Depuis sa ferme, M. Muriuki sort un téléphone portable de sa poche pour composer un message texte. Il saisit le mot « prix », suivi du mot « chou », puis le nom du lieu, « Embu ». Il envoie le message au numéro 3535. Presque immédiatement, il reçoit une réponse disant: « Chou sac 126 kg au prix de Ksh400 à Embu à partir du 01/04/2011. »
Ce message signifie qu’un sac standard de chou, pesant environ 126 kilos, se vend 400 shillings kenyans (environ 5 dollars américains) dans la ville d’Embu depuis le premier le 1er avril.
M. Muriuki compose un autre message mais écrit, cette fois, « Nairobi » au lieu d’Embu. La réponse lui dit que la même quantité de chou se vend 2100 shillings (plus de 26 dollars américains) dans la capitale kényane – plus de cinq fois le prix de vente à Embu.
Une fois qu’il a calculé les frais de transport jusqu’à Nairobi et jusqu’à Embu, M. Mariuki peut alors identifier quel marché est susceptible de lui rapporter plus de profit. L’envoi de chaque message texte coûte 10 shillings (environ 12 cents américains).
M. Muriuki dit que trouver le bon marché est l’un des plus grand défis pour les agriculteurs depuis quelques temps. Il dit: « Mais maintenant, la technologie nous libère lentement mais sûrement. »
Ce couple retraité cultive des choux, des tomates, des pommes de terre irlandaises, des bananes, des oignons et d’autres légumes depuis dix ans. Avec des informations à jour sur les marchés, ils peuvent désormais accéder à des données inestimables, grâce à leur téléphone portable, pour suivre l’évolution des prix du marché.
Ils utilisent un système appelé M-Farm, un logiciel de téléphone portable créé par trois étudiantes de l’Université de Strathmore, à Nairobi.
M-Farm est un service qui offre aux agriculteurs des informations en temps réel sur les prix du marché à travers le pays, par le biais de leurs téléphones portables. Il a été adopté par des milliers d’agriculteurs du Kenya.
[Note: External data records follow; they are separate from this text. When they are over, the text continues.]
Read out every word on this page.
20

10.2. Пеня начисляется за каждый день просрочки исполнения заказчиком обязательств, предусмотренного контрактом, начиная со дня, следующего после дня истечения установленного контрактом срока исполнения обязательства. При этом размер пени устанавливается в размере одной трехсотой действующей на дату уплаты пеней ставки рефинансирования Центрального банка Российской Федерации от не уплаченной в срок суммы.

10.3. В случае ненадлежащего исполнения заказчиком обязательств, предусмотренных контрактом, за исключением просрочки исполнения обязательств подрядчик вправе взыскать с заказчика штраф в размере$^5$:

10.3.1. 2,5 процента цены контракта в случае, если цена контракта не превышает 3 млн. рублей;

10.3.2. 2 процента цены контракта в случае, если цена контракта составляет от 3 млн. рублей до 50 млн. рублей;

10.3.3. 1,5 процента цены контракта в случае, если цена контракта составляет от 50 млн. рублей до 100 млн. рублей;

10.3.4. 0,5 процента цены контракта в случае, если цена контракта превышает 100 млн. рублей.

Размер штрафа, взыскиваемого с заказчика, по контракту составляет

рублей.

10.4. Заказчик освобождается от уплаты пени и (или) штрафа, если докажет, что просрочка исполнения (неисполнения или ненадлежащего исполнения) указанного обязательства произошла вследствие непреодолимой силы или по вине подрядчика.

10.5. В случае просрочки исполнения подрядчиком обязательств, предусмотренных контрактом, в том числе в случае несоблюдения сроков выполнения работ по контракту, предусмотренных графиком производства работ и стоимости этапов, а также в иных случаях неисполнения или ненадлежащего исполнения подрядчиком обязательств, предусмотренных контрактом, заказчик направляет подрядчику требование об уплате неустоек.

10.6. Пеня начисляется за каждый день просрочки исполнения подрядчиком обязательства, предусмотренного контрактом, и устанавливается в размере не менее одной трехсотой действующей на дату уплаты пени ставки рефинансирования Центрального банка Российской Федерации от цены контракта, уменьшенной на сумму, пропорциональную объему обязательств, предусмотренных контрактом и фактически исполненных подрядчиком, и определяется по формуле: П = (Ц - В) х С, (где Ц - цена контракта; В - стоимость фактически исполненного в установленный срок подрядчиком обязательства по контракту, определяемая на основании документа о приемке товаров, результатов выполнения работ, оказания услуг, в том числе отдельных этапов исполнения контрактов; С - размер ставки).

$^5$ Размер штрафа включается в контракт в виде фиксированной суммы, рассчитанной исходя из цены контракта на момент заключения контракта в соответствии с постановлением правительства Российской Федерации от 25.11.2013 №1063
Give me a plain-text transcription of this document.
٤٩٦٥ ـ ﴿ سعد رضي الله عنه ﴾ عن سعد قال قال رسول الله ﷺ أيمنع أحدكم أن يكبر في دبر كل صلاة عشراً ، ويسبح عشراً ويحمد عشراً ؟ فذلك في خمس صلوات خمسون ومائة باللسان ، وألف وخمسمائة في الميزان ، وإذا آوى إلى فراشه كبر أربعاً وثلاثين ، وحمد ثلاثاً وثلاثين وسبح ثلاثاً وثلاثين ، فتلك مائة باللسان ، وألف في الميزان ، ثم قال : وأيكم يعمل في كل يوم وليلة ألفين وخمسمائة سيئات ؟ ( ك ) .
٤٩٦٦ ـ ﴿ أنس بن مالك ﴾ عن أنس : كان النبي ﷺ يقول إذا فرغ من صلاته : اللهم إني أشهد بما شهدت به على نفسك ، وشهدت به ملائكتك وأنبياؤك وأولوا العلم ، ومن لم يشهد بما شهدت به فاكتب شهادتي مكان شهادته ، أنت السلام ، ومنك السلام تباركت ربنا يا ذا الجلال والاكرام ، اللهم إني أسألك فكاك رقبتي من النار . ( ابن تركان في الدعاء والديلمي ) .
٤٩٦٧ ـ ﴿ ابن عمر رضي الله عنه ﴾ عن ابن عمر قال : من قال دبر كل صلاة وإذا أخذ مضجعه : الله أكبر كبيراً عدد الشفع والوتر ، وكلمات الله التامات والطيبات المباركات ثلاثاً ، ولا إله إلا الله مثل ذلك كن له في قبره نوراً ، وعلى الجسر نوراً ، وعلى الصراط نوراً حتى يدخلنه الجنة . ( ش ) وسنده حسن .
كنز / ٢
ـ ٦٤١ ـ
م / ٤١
L’équipe de M-Farm a transformé le service en une entreprise à part entière avec au moins deux agents dans chacune des cinq grandes villes agricoles du Kenya: Nairobi, Eldoret, Mombasa, Kisumu et Kital.
Les agents saisissent des informations précises dans la base de données M-Farm, chaque semaine. Dans les petites villes, le travail est fait par des agriculteurs pré-sélectionnés.
Jamilla Abass est membre de l’équipe qui a développé le service. Elle dit: « Notre objectif ultime est que tous des agriculteurs de partout dans le pays utilisent ce service, afin qu’ils puissent obtenir des informations sur les prix en temps réel, sans l’intervention des commerçants. »
L’équipe de M-Farm est en train de développer d’autres services pour les agriculteurs, tels qu’une connexion entre agriculteurs qui veulent acheter ou vendre les mêmes produits, de sorte qu’ils puissent faire du commerce en gros et obtenir le meilleur prix.